Chaque automne, le Banff Mountain Film and Book Festival réunit athlètes, artistes et scientifiques venu.e.s du monde entier. Lors du dernier symposium Fire & Ice – Living Through Change, le témoignage de Jon Waterman, écrivain et photographe qui arpente l’Arctique depuis plus de 40 ans.
Trente ans après ses premiers voyages, il est retourné sur ces terres. Et ce qu’il a retrouvé n’avait plus grand-chose à voir avec ce qu’il avait laissé.
“The Arctic is warming nearly four times faster than the rest of the world.” – Jon Waterman
Un témoin du changement climatique
Là où la mer était autrefois tenue par la shorefast ice (la glace côtière), il a trouvé une côte nue, rongée par les vagues. Là où les rivières s’étiraient, il a dû composer avec des crues violentes qui ont balayé ses anciens campements. Enfin, là où le permafrost semblait éternel, il a découvert des parois effondrées, ouvertes comme des blessures révélant une terre vieille de centaines de milliers d’années.

Il le raconte sans détour : “I wasn’t there to witness climate change. But climate change found me.” Et dans cette phrase, toute l’ampleur du bouleversement apparaît.
Peuples Inuit, Inupiat et Yupik : vivre à travers le changement climatique
Ce symposium avait un fil conducteur : vivre à travers le changement climatique.
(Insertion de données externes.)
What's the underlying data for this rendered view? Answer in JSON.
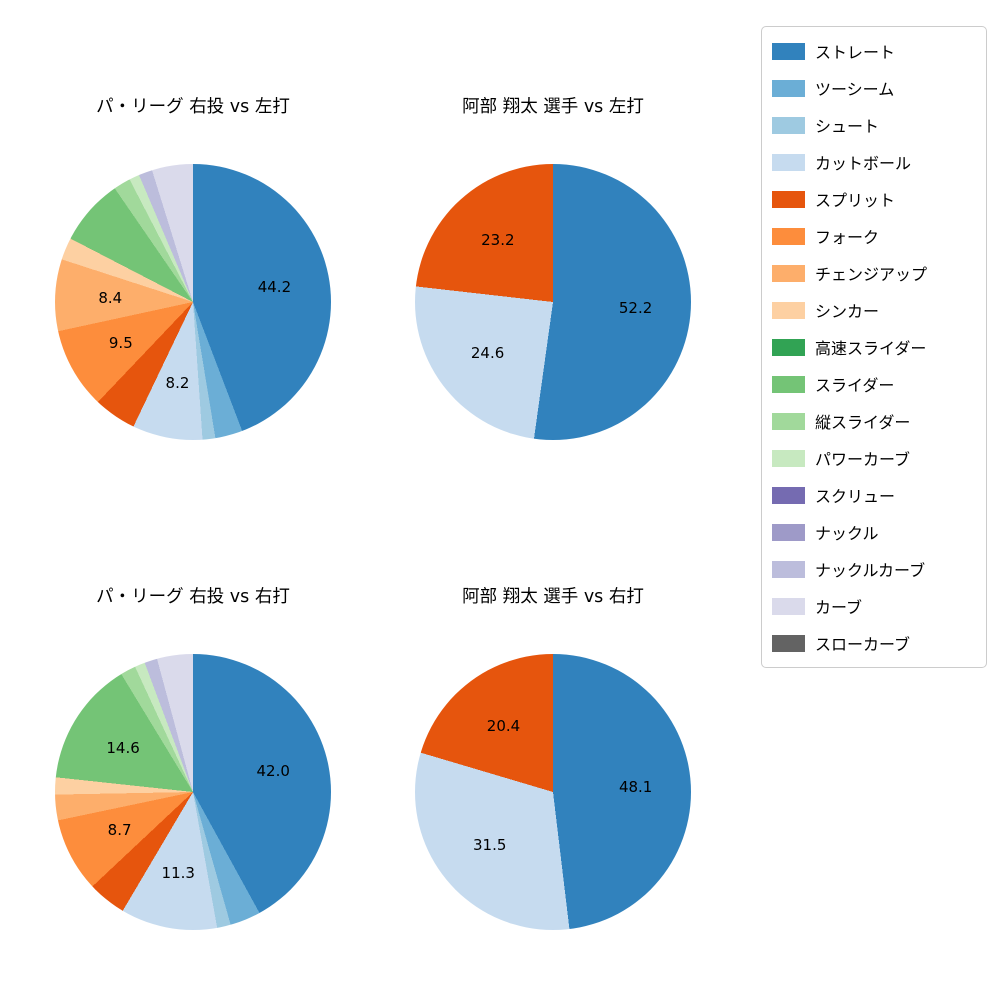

Pour les Inuit du Nunavut, les Inupiat d’Alaska ou les Yupik de l’Ouest, le changement climatique n’est pas un horizon lointain : c’est une maison qui s’effondre, la mer qui monte, et la glace qui disparait.
Le Nord n’est pas un décor, c’est un territoire habité depuis des millénaires, où chaque mot d’Inupiaq décrit un relief, une lumière, un type de glace. Perdre la glace, c’est parfois perdre le mot. Et perdre le mot, c’est perdre la carte.
“Their language precisely identifies the landscape… losing it means losing the map.” – Jon Waterman
Dans les villages arctiques, les conséquences sont visibles partout :
- routes et maisons qui s’affaissent, emportées par la fonte du permafrost
- villages menacés de devoir être déplacés, comme Kivalin
- nouveaux animaux (renards roux, orignaux, castors) qui modifient l’équilibre écologique
- espèces ancestrales en déclin, dont certains caribous autrefois présents par milliers
- salinité des eaux modifiée par la fonte, menaçant poissons et mammifères marins
- érosion côtière qui avale des pans de territoire
Et pourtant, malgré la violence du bouleversement, lorsqu’il est invité à partager le muktuk autour d’une chasse au béluga, les anciens lui rappellent quelque chose d’essentiel :
“We share the same souls as the animals we subsist upon.”
Voir l’Arctique, c’est voir notre avenir
Si cette histoire nous touche, c’est parce que l’Arctique a 30 ans d’avance sur ce que le reste du monde vit. Ce que Jon Waterman a observé concerne les Rocheuses, les Alpes, l’Himalaya, les Andes et toutes les parties du monde :
- rivières imprévisibles
- feux qui montent en latitude
- forêts qui basculent (drunken forests)
- sols qui glissent
- biodiversité qui se réorganise
- villages qui doivent repenser leur manière d’habiter le territoire
Dans ses carnets, Waterman décrit l’expérience la plus intime de son expédition : une solitude étendue, silencieuse, presque sauvage, où la frontière entre l’humain et le vivant devient poreuse.
“By being alone, shut off from the world, you can come to a new understanding.” – Jon Waterman


Ce qu’il raconte, ce n’est pas un effondrement romantisé : c’est une transition brutale, vécue au quotidien par celles et ceux qui n’ont pas le luxe de la regarder de loin. L’Arctique est une page d’avance dans le livre climatique.
Un espoir pragmatique : agir, pas mythifier
Lorsqu’on lui demande ce qui lui donne encore de l’espoir, Jon Waterman répond :
l’économie. Il montre un graphique simple : depuis plusieurs années, les investissements mondiaux en énergies renouvelables ont dépassé ceux des énergies fossiles.
Ce n’est pas de l’optimisme naïf. C’est un indicateur réel d’un mouvement en cours.
Et ça résume bien le ton du symposium : pas d’espoir creux, mais une lucidité active.
Une lucidité qui observe les transformations, écoute les peuples du Nord, et documente encore et encore, pour transmettre et agir avant qu’il ne soit trop tard.